Alors que la direction d’acteurs est très efficace (les deux jeunes amants sont formidables et la destruction qui en découle sacrément convaincante), le film balance un spectateur entre deux époques avec trop de précipitation. Le film aurait ainsi gagné à poser ses valises dans ce pensionnat pour nous faire ressentir la terreur. Une tension palpable que l’on avait ressenti à la vision de Magdalene Sisters par exemple. Second écueil, le fait d‘identifier les coupables frontalement empêche alors le cinéphile de s’abandonner dans les méandres des supputations propres au thriller. Ce manque d’écriture (pourquoi ne pas avoir développer le personnage de l’avocat?) s’attache donc trop à l’intrigue ou aux personnages en oubliant le quotidien. Nous parlions de Seven un peu plus haut. Le mimétisme de la scène où Freeman reçoit des informations sur les emprunts bibliothécaires est à ce propos troublant. Dans le bijou de Fincher, cette scène emmène le spectateur a réfléchir, à découvrir certains secrets d’une enquête de police et tout simplement les flics à trouver une planque! Ici, le réalisateur galvaude sans s’en rendre compte ces habitudes nécessaires pour jongler entre les ambiances. La scène du haut-parleur se suffit d’ailleurs d’elle même.

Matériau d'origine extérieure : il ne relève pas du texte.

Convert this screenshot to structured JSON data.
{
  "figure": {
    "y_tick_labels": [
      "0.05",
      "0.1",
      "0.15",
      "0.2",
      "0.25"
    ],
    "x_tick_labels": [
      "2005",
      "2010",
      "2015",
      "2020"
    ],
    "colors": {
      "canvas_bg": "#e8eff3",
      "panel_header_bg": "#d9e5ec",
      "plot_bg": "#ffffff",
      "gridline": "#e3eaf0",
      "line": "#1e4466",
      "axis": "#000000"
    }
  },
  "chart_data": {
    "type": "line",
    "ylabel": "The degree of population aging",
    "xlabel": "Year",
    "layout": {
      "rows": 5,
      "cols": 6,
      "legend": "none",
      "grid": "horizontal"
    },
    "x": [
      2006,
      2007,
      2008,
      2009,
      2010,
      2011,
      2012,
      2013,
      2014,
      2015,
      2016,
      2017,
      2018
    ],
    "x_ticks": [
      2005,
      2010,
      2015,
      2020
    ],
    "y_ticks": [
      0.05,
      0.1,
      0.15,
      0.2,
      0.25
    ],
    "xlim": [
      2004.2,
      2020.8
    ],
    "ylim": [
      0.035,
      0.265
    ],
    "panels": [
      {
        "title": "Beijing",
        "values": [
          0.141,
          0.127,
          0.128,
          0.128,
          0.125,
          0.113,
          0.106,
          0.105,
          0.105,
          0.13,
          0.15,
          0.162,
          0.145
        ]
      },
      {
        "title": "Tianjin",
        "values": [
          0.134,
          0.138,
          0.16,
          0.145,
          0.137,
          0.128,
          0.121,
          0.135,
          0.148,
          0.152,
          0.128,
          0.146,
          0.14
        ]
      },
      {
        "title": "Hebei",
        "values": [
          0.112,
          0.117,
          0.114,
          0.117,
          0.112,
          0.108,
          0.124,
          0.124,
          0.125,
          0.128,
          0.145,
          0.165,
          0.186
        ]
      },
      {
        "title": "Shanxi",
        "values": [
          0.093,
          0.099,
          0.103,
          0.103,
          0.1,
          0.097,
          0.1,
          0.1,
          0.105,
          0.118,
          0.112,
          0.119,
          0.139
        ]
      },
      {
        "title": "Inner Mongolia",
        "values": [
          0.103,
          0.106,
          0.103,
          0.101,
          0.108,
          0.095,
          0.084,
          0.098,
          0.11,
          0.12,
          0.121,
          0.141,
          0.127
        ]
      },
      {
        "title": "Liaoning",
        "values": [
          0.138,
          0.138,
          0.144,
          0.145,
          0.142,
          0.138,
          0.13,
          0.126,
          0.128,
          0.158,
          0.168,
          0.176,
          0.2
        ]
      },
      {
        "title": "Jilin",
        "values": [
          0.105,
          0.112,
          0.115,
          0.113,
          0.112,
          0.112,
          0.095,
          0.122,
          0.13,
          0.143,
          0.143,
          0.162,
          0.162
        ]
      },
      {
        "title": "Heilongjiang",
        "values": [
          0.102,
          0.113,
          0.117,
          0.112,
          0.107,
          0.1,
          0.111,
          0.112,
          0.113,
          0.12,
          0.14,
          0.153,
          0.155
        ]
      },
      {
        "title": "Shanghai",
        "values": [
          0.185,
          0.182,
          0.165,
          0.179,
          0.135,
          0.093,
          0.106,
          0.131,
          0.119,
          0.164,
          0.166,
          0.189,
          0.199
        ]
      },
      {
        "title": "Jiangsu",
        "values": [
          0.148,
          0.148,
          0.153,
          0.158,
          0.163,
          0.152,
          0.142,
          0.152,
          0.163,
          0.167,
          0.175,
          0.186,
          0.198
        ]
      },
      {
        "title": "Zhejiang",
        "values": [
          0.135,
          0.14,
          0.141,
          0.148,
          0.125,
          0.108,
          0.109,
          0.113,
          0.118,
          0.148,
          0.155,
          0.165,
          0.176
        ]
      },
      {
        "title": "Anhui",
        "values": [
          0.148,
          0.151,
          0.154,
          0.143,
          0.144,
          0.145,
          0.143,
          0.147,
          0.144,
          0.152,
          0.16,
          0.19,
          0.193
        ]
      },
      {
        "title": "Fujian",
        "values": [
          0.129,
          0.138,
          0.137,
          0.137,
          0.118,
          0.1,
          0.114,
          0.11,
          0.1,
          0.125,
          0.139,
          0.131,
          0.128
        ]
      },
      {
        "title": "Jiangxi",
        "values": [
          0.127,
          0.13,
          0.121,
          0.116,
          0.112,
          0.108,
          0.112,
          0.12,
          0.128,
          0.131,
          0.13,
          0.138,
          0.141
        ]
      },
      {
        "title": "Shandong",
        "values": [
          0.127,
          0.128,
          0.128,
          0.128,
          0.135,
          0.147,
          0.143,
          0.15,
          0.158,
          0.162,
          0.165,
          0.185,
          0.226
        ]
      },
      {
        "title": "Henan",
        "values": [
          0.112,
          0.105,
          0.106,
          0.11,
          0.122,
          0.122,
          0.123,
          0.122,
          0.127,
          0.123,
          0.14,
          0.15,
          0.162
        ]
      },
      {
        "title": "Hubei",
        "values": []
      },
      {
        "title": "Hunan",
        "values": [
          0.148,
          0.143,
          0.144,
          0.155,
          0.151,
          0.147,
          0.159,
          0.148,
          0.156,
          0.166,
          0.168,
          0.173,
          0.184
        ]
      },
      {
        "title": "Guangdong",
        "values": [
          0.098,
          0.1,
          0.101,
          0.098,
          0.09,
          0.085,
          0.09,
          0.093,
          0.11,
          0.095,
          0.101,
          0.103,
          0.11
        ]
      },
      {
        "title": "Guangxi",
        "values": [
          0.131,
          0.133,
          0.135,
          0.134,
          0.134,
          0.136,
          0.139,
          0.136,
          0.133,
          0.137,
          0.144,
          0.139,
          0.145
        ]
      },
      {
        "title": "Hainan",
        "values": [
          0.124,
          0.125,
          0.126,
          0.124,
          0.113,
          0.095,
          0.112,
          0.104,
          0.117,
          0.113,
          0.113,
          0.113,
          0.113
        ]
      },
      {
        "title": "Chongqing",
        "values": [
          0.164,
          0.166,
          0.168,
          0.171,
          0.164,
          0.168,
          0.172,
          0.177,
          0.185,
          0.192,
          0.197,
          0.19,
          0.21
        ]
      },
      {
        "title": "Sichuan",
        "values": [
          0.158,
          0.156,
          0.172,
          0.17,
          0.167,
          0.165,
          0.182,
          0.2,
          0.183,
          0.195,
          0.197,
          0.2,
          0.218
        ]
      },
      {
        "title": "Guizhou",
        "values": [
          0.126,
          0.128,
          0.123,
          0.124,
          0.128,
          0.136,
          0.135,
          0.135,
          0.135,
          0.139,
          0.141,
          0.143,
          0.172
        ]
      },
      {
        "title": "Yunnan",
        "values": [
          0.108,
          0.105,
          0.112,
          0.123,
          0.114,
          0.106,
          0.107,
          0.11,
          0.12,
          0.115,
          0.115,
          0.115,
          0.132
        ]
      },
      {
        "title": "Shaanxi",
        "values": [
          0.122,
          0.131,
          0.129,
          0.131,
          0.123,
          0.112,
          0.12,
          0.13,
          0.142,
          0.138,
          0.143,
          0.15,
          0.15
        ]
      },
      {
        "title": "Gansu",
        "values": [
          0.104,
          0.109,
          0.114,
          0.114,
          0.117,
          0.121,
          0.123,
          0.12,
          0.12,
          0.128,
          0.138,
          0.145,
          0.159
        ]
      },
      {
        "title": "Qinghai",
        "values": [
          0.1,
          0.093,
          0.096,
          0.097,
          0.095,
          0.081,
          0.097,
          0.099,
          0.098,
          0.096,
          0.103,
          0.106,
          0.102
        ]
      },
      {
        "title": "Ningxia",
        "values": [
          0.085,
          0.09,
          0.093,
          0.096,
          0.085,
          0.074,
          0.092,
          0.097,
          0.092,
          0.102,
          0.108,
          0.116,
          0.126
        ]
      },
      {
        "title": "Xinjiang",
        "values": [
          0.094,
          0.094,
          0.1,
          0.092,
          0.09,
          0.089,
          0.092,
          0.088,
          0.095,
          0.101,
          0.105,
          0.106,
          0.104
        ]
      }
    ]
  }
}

Ainsi donc, alors que le matériau de base permettait une réinvention de la saga (le film tient d’ailleurs cette fois plus d’un épisode de série ), en brouillant les repères spatiaux-temporels (pensionnat, partie de chasse, animaux sauvages, commissariat ou des époques distantes de deux décennies), vous ne vous retrouverez malheureusement jamais sans repères. Ni effrayant par sa mise en scène (soignée mais moins inventive), ni dense dans son écriture (le personnage de la femme du milliardaire est sous exploitée, idem pour la secrétaire très drôle), Profanation rate le coche en ne prenant aucun risque. Malgré un magnat avec une bonne tête de connard, un inspecteur toujours plus autodestructeur et une mise en scène élégante, cette seconde enquête ne dépasse pas le statut du bon thriller vite oublié. On croise les doigts pour les deux suivants car il y a à l’évidence beaucoup de talent devant et derrière la caméra.

Image : 4/6

Son: 3/6

Interactivité: 3/6

Liste des bonus:

« Analyse d’une histoire d’amour »: rencontre avec Mikkel Norgaard et Fares Fares à Beaune (20’)
Une intervention rappelant le processus d’écriture des deux films et de sa réalisation entremêlée. Les intervenants évoquent également le succès considérable du premier, étouffant grâce à une claustrophobie palpable. Les anecdotes ne sont pas inoubliables mais l’on tire notre chapeau à une réalisation vraiment solide.


Making of (2
5’)
Un making of de 25 minutes entre courses aux supermarchés, retrouvailles, remises de prix et autres auto-congratulations entre acteurs. Rien à voir avec un module inspiré et instructif.